59 échantillons de pommes étudiés

Entre le 1er et le 20 septembre 2025, 59 échantillons de pommes cultivées localement ont été collectés. Il a été considéré que toutes les pommes d’un même échantillon provenaient du même producteur et avaient subi les mêmes traitements et niveaux de contamination. Les prélèvements ont été envoyés à un laboratoire accrédité pour l’analyse des résidus de pesticides. "Cette analyse a été réalisée conformément aux normes internationales de certification. (…) Des statistiques spécifiques ont été établies pour une série de pesticides : les pesticides PFAS (composés per- et polyfluoroalkylé), selon leur formule chimique ; les candidats à la substitution, en fonction la définition légale de l'UE ; et les pesticides neurotoxiques, selon les travaux de l'Autorité européenne de sécurité des aliments (EFSA)."

Au moins un pesticide PFAS dans 64 % des échantillons de pommes

D’après le rapport, la quasi-totalité (93 %) des échantillons contenait au moins un résidu de pesticide et 85 % d'entre eux en contenaient plusieurs. Certains échantillons contenaient jusqu'à sept résidus de pesticides différents. Les pesticides de la catégorie européenne des plus toxiques (candidats à la substitution) contaminent 71 % des échantillons, tandis que 64 % des échantillons contiennent au moins un pesticide PFAS. Des pesticides neurotoxiques ont aussi été détectés dans 36 % des échantillons.

Pour rappel, ces composés extrêmement persistants sont liés à une hausse du taux de cholestérol, des cancers, des effets sur la fertilité et le développement du fœtus, sur le foie, sur les reins. "Ils sont également suspectés d’interférer avec le système endocrinien (thyroïde) et immunitaire.
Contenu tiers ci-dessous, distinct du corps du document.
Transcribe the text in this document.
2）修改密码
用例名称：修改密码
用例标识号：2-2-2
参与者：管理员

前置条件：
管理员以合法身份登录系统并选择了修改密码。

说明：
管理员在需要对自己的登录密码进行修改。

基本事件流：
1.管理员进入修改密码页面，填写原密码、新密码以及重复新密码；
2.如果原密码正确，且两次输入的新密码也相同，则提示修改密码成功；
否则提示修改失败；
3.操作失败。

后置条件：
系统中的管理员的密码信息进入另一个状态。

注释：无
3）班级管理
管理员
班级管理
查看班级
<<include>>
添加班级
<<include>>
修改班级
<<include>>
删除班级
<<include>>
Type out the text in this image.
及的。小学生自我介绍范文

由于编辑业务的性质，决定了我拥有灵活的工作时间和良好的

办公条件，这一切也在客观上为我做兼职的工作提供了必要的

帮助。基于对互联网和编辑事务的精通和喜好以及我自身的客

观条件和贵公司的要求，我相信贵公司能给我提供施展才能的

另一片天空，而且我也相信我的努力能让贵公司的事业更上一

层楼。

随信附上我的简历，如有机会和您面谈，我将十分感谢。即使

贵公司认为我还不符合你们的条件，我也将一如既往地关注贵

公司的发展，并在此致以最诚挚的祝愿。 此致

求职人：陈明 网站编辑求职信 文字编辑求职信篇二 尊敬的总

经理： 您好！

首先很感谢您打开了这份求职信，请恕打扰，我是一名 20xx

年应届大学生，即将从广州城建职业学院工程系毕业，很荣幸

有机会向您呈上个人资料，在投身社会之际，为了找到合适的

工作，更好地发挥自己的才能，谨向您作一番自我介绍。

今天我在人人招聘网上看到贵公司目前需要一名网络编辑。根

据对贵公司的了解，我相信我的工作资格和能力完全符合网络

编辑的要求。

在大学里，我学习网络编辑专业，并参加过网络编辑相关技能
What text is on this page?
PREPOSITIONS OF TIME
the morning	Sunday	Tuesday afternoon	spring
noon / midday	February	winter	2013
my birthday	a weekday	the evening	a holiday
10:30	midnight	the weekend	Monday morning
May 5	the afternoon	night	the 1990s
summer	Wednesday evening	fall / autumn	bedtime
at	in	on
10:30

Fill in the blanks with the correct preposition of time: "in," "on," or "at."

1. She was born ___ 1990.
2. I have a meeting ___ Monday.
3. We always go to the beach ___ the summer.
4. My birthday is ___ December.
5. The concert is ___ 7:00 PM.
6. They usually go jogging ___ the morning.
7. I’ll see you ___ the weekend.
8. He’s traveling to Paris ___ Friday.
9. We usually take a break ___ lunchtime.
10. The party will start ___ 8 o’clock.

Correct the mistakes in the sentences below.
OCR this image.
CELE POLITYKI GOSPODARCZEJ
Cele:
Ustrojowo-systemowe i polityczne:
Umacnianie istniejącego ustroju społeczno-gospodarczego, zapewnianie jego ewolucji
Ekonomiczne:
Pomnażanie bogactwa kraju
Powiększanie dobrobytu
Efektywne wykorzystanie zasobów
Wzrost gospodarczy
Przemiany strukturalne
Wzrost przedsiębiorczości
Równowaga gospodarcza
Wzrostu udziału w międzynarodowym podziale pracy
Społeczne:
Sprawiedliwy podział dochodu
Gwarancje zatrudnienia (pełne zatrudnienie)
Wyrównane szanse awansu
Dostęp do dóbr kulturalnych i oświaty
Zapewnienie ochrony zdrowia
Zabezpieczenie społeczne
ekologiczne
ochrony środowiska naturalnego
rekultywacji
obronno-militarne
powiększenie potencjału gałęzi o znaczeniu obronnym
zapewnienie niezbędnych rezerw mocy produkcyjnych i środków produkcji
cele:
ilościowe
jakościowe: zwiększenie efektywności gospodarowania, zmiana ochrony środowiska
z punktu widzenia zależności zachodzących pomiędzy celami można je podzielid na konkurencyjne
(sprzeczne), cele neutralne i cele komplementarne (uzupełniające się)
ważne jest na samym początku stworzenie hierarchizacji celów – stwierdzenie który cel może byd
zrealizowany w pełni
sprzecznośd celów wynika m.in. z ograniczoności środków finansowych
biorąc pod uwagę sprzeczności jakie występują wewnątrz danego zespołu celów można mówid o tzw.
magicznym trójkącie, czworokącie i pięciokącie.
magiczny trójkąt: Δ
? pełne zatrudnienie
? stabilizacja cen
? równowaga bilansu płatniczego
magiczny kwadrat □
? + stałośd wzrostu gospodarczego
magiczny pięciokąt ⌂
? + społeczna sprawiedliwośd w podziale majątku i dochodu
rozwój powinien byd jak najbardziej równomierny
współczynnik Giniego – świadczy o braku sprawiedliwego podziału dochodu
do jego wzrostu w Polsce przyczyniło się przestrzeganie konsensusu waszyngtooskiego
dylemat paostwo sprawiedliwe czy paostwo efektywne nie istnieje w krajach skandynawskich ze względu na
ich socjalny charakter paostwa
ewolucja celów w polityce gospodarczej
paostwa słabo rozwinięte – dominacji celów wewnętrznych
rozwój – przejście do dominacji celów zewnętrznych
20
En décembre 2023, le Centre international de recherche sur le cancer (CIRC) a classé le PFOA comme 'cancérogène pour l’Homme' et le PFOS comme 'peut-être cancérogène pour l’Homme' (Groupe 2B)", indique l’Anses.

Le problème des expositions multiples

"Même si, individuellement, les résidus de pesticides restent inférieurs à la limite maximale de résidus (LMR), les résultats sont très préoccupants, compte tenu de la diversité des substances détectées et du fait que la majorité des pommes contiennent de multiples résidus, véritables cocktails de pesticides", peut-on lire dans l’étude. Les pesticides font encore l'objet d'évaluations des risques de manière isolée, et l'effet synergique de plusieurs pesticides est largement ignoré. Selon le collectif, de plus en plus de preuves scientifiques mettent en évidence l'impact potentiel de l'exposition à de multiples résidus de pesticides via l'alimentation, notamment sur les maladies de la reproduction.

Privilégier les pommes bio pour les enfants

Enfin, les données montrent que, s'ils étaient commercialisés comme aliments pour bébés transformés, 93 % des échantillons de pommes seraient interdits, car ils dépassent la limite légale de 0,01 mg/kg. L'UE a en effet fixé des limites strictes pour les enfants de moins de trois ans, afin de protéger leur développement. "Nous encourageons la consommation de fruits, mais chacun a le droit à une alimentation saine, non contaminée par un cocktail de produits chimiques toxiques", indique les ONG. Ainsi, les auteurs recommandent aux parents de privilégier les pommes biologiques pour l'alimentation de leurs enfants et de les peler si elles ne sont pas biologiques. Ils demandent également aux politiciens de mieux appliquer la loi, car plusieurs substances détectées auraient dû être interdites en raison de leur toxicité intrinsèque, conformément au droit européen.